От блиндажа до высокой ракиты, на которой устроен НП, всего-то метров тридцать. А сидит в том «вороньем гнезде» сержант-чекист по фамилии Орлов. О появлении немцев известит своевременно. Так что бери пример с бывалых, товарищ старший майор, пей чаёк. И жди так, как будто бы уже давным-давно всего в жизни дождался.
— А как же вы, Николай Николаевич, в тыловиках-то оказались? — вопрос — то, что надо для неторопливой застольной беседы, да и узнать вправду интересно.
— Как и полагается упрямому старику, товарищ командующий, — Оболенский горделиво приосанился. — В тридцать девятом собирались меня вчистую списать — дескать, сердчишко шалит… ну, и всё такое прочее, что эскулапы привыкли именовать непонятными словами, а по-нашему оно называется старость не радость. А мне, верьте-не верьте, страсть как не захотелось дома сидеть да цветочки в палисаднике горючими слезами поливать…
Годунов понимающе усмехнулся.
— Здешнее начальство уперлось, я уперся в ответ, — старый артиллерист привычным движением провел пальцем по подбородку, будто проверяя, не пора ли бриться (Александр Васильевич поморщился, вспоминая свои ночные труды по приведению физиономии в надлежащий порядок: опасная бритва профанства не прощает). — Ну, и написал в Москву, прямо товарищу Шапошникову. Ну и вот… — развел руками: мол, так получилось. — Надюша, дочка моя, до сих пор нет-нет да посмеивается, — Оболенский с усмешкой развел руками. — Она у меня девица своенравная, палец в рот не клади. Даже фамилию сменила на бабкину девичью, Минаковой стала. Не хочу, говорит, старорежимную дворянскую носить. А у нас в роду никаких дворян и в помине не было. Дьячки были, приказчики, мастеровые, опять же…
— Семья-то ваша эвакуировалась? — осторожно спросил Годунов. Уже не из любопытства. Даже его опыта — опыта службы в мирное время — хватало для того, чтобы уверенно сказать: для дела лучше и для окружающих надёжнее, когда душа в командира за жену и детишек не болит.
— Дочь — третьего дня, — Николай Николаевич аккуратно обтер стакан платком. — Вместе с окружным госпиталем. Медицинская сестра она. А жена осталась. Так уж у нас заведено, по старинке, — куда, как говорится, иголка…
Закрывающий вход брезент колыхнулся, и ещё до того, как в блиндаж ввалился взбудораженный мальчишка-боец, командиры уже были на ногах — докладывать ничего не понадобилось.

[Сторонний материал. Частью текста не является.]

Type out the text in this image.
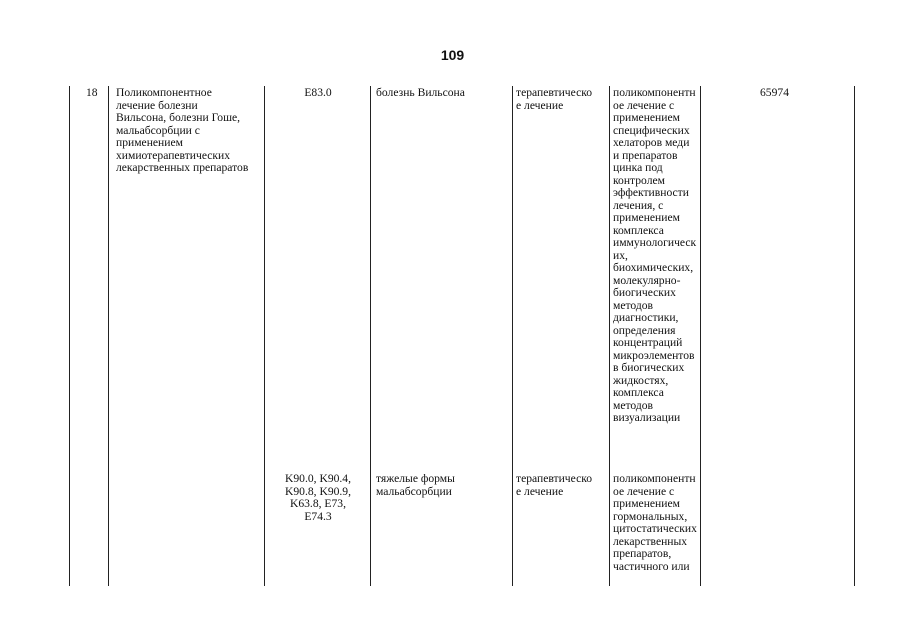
109
18 Поликомпонентное
лечение болезни
Вильсона, болезни Гоше,
мальабсорбции с
применением
химиотерапевтических
лекарственных препаратов
65974
E83.0	болезнь Вильсона	терапевтическо
е лечение
поликомпонентн
ое лечение с
применением
специфических
хелаторов меди
и препаратов
цинка под
контролем
эффективности
лечения, с
применением
комплекса
иммунологическ
их,
биохимических,
молекулярно-
биогических
методов
диагностики,
определения
концентраций
микроэлементов
в биогических
жидкостях,
комплекса
методов
визуализации
K90.0, K90.4,
K90.8, K90.9,
K63.8, E73,
E74.3
тяжелые формы
мальабсорбции
терапевтическо
е лечение
поликомпонентн
ое лечение с
применением
гормональных,
цитостатических
лекарственных
препаратов,
частичного или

До ракиты — полсотни шагов Годунова, для Оболенского, наверное, чуть побольше. Все равно не больше полутора минут. А кажется — едва успели. Так быстро Санька, кажется, никогда на дерево не взбирался, даже в далеком отрочестве, когда приятель подбил его сравнить яблоки из бабкиного сада с соседскими. Потом пришлось спасаться от двух злющих полканов… и дома дед добавил, да так, что внук раз и навсегда уяснил, чем отличается бабушкино «ругаться» от дедова «полкана
спускать».Это воспоминание прошло по краю сознания уже тогда, когда Александр Васильевич оглядел видимый кусок дороги в бинокль и выдохнул. НП старики-артиллеристы выбрали со знанием дела, а короткий предутренний дождичек прибил пыль, так что обзор был — лучше не придумаешь. И логика немцев не разочаровала — оказалась именно такой, на какую крепко надеялся Годунов. На тридцати с лишним километрах от Лубянок до Бельдяжек гитлеровцев ждали всего лишь три минных засады (вполне вероятно, они были благополучно обнаружены доблестными солдатами вермахта) и один взорванный мост…
Доводилось, помнится, читать в сборнике весьма ироничную статью кого-то из именитых фронтовых журналистов — кажется, Эренбурга… или всё-таки Полевого? (угу, самое время ты выбрал, Саня, для своего «вспомнить всё»!) — под названием «Фрицы этого лета». О продуктах, так сказать, тотальной мобилизации: смех и слёзы.